One of the most pressing demands from the sector is the rationalisation of stamp duty, which has escalated significantly in recent years, causing a considerable financial strain on homebuyers. Manoj Gaur, President of CREDAI-NCR and Chairman of Gaurs Group, highlighted that the burden of high stamp duty not only deters potential buyers but also inflates overall housing costs. Gaur advocates for an increase in the current deduction limit under Section 80C of the Income Tax Act from ₹1.5 lakh to ₹5 lakh, which would help make homeownership more affordable for a wider segment of the population. He also recommended revising the affordable housing criteria to shift the focus from price caps to carpet area, suggesting that 60 square metres in metropolitan cities and 90 square metres in non-metro areas should be the new benchmark.

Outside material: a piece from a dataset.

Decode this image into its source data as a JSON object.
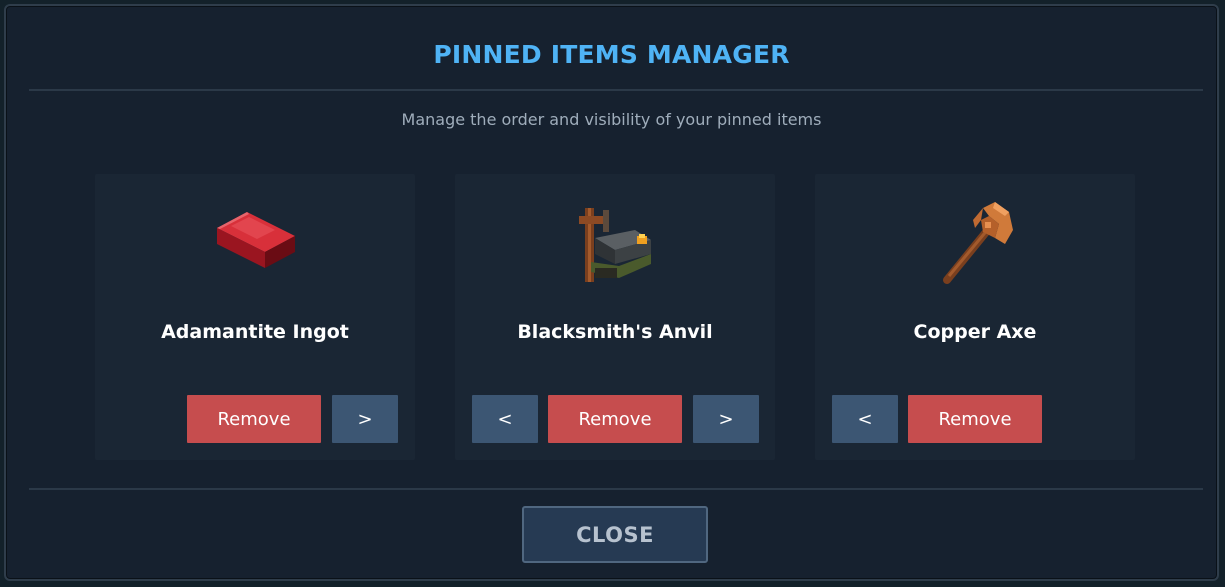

The industry also seeks the reintroduction of the 100% tax holiday for affordable housing projects approved before March 31, 2022, which would provide a much-needed boost to the government’s “Housing for All” mission. Mohit Kalia, Vice President of Sales at Raheja Developers, emphasised the need for government-backed policy changes that could help sustain the momentum in the commercial real estate sector, including a rationalisation of interest rates to fuel demand and the introduction of a single-window clearance system to expedite project approvals. Such measures would significantly improve the overall real estate ecosystem and attract more investments.

In addition to these measures, there are calls for revising the Goods and Services Tax (GST) on construction materials. Delhi-NCR’s Kanodia Group urges the government to reduce the GST on these essential materials to lower project costs and empower developers to embark on new ventures. Gautam Kanodia, Founder of the Kanodia Group, pointed out that lowering project costs would not only benefit developers but also make homes more affordable for the end consumer. This is especially crucial for developers struggling with the rising cost of raw materials, which has hindered many residential projects in recent years.

A significant concern highlighted by industry players is the decline in affordable housing sales. Anarock data reveals that the share of affordable housing sales dropped from 38% in 2019 to just 18% in 2024. Anuj Puri, Chairman of Anarock Group, believes that the Union Budget presents a critical opportunity to reverse this trend, particularly through the reintroduction of the credit-linked subsidy scheme (CLSS) under the Pradhan Mantri Awas Yojna (PMAY). This would offer subsidies to economically weaker sections (EWS) and encourage first-time buyers to invest in affordable homes, which is essential for the recovery of the residential segment. Furthermore, there is a growing consensus that the definition of affordable housing needs to be updated, particularly in high-cost cities like Mumbai, where the current price caps are no longer practical.

From a sustainable development perspective, the real estate sector is also calling for greater focus on eco-friendly policies. Industry leaders believe that the budget should incentivise the construction of green buildings, promote energy-efficient technologies, and introduce tax breaks for developers adopting sustainable practices. As urbanisation accelerates, there is a growing need to develop infrastructure that supports sustainability, reducing the sector’s carbon footprint while meeting the increasing demand for housing. Policies aimed at reducing the environmental impact of real estate developments would not only align with global sustainability goals but also enhance the quality of life in rapidly expanding urban centres.

The real estate sector remains confident that with the right interventions in the upcoming budget, the industry can regain its momentum and contribute significantly to India’s economic growth. As institutional funding in real estate reached a record $6.5 billion in 2024, investor confidence is high, but the right policies are crucial to ensure that projects are completed on time and that affordable housing remains a priority. As India moves forward, a more streamlined approach to real estate development, combined with pro-growth policies, could provide the push the industry needs to unlock its full potential.